Let there be light
An encouraging and enduring image from last week’s Apec meetings in Manila was that of Filipino engineer Aisa Mijeno holding her own in a lively panel with US President Barack Obama and Alibaba founder Jack Ma, as they discussed SMEs (small and medium enterprises) and the private sector’s role in mitigating climate change.
More than the motherhood statements parroted in many global forums, the discussion centered on green innovations and inventions that address realities on the ground.
Mijeno’s salt-powered lamp (called SALt, for Sustainable Alternative Lighting) made up a great takeaway from the Apec event: the real meaning of “inclusive growth,” that buzz phrase used so profligately during the meetings.
SALt shows how technology can be used to serve the needs of the poor so that they, too, will benefit from the Philippines’ touted economic growth. It addresses an urgent need for electric power in remote areas: Some 16 million families are off-grid, according to a 2013 study by the Philippine Institute for Development Studies.
Mijeno’s lamp uses saltwater—which can be easily sourced from the sea by coastal communities—making it a cheap, sustainable, clean and safe alternative to kerosene, the default fuel in marginalized areas. Essentially, the saltwater facilitates the disintegration of a piece of metal (called an “anode”) immersed in the solution. The disintegration of this anode produces electricity that can provide up to eight hours of light equivalent to that provided by seven candles. The lamp also has a USB port that allows users to charge their phones when the light is turned off.
Users can replenish the saltwater solution by dissolving two tablespoons of salt in a glass of water, but the anode needs to be replaced every six months. The lamp costs about $20, plus $3 every six months for a replacement anode. (Residents of a Kalinga village had to shell out P40 every two days for kerosene.)

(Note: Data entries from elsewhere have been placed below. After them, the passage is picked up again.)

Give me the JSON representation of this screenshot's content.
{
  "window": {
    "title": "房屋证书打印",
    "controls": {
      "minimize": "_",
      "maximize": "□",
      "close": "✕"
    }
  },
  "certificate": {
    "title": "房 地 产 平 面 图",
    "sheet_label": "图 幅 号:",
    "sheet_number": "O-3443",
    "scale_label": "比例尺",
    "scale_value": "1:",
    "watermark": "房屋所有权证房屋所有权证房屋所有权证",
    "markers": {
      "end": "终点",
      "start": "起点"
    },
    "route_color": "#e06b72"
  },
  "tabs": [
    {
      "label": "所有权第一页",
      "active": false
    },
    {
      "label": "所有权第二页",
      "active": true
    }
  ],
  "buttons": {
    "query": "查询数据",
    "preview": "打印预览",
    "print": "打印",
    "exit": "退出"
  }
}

With a more accessible light source, people in remote communities now have a chance to pursue other activities that the onset of darkness had made near-impossible: farm chores, tending of livestock, reading and studying, even just enjoying the night breeze without fear. They can become more active partners in the national economy and be able to share in the dividends of growth. With the yearly typhoons and power outages, salt lamps literally provide a lifeline.
SALt also shows that it is imperative to know a problem intimately in order to solve it. Mijeno, a former Greenpeace campaigner and faculty member of De La Salle-Lipa, stayed with the Butbut tribe in Buscalan, Kalinga, for some time, and learned that the villagers depended mainly on moonlight for evening chores and trekked six hours to Bontoc for their kerosene supply. It’s an abiding lesson that government officials and functionaries must take to heart. (Let them immerse themselves in those MRT-LRT queues so they’d understand how urgent it is to solve the public transport problem with which ordinary wage-earners grapple daily.)
Described by Obama as an “innovator,” Mijeno is also a role model for women everywhere, one who embodies the promise of youth as a dynamic force. More than just skills, she imbues the male-dominated engineering field with heart, showing how knowledge can be harnessed for maximum good.
But Mijeno’s narrative also reveals the government’s disheartening and passive stance despite its rhetoric on green initiatives. Even with her local and international awards, Mijeno could not find enough funding support to mass-produce her invention in order to make it more affordable to poor communities. In fact, she and brother Ralph had to crowdsource the funds needed to meet their goal of providing salt lamps to the Hanunuo Mangyan tribe of Bulalacao, Oriental Mindoro; the Barangay Gabi families of Carles, Iloilo; and the Buscalan tribe of Kalinga.
It was in fact Obama’s staff who found Mijeno online and pushed her to center stage, where she met world-famous entrepreneur Jack Ma. The richest man in China promptly offered her a scholarship to an entrepreneur school in his country.
So where’s that vaunted government support for local SMEs? What are local officials doing to solve the energy problem in their communities? Why must it take outsiders—in the case of Mijeno in Kalinga, and Obama and Ma during the Apec—to find solutions to a domestic crisis? How long before they see the light?
Hopefully, Mijeno’s SALt would nudge the Aquino administration into demonstrating its commitment to inclusive growth, while finding a way to meet a most pressing need: clean and sustainable power supply.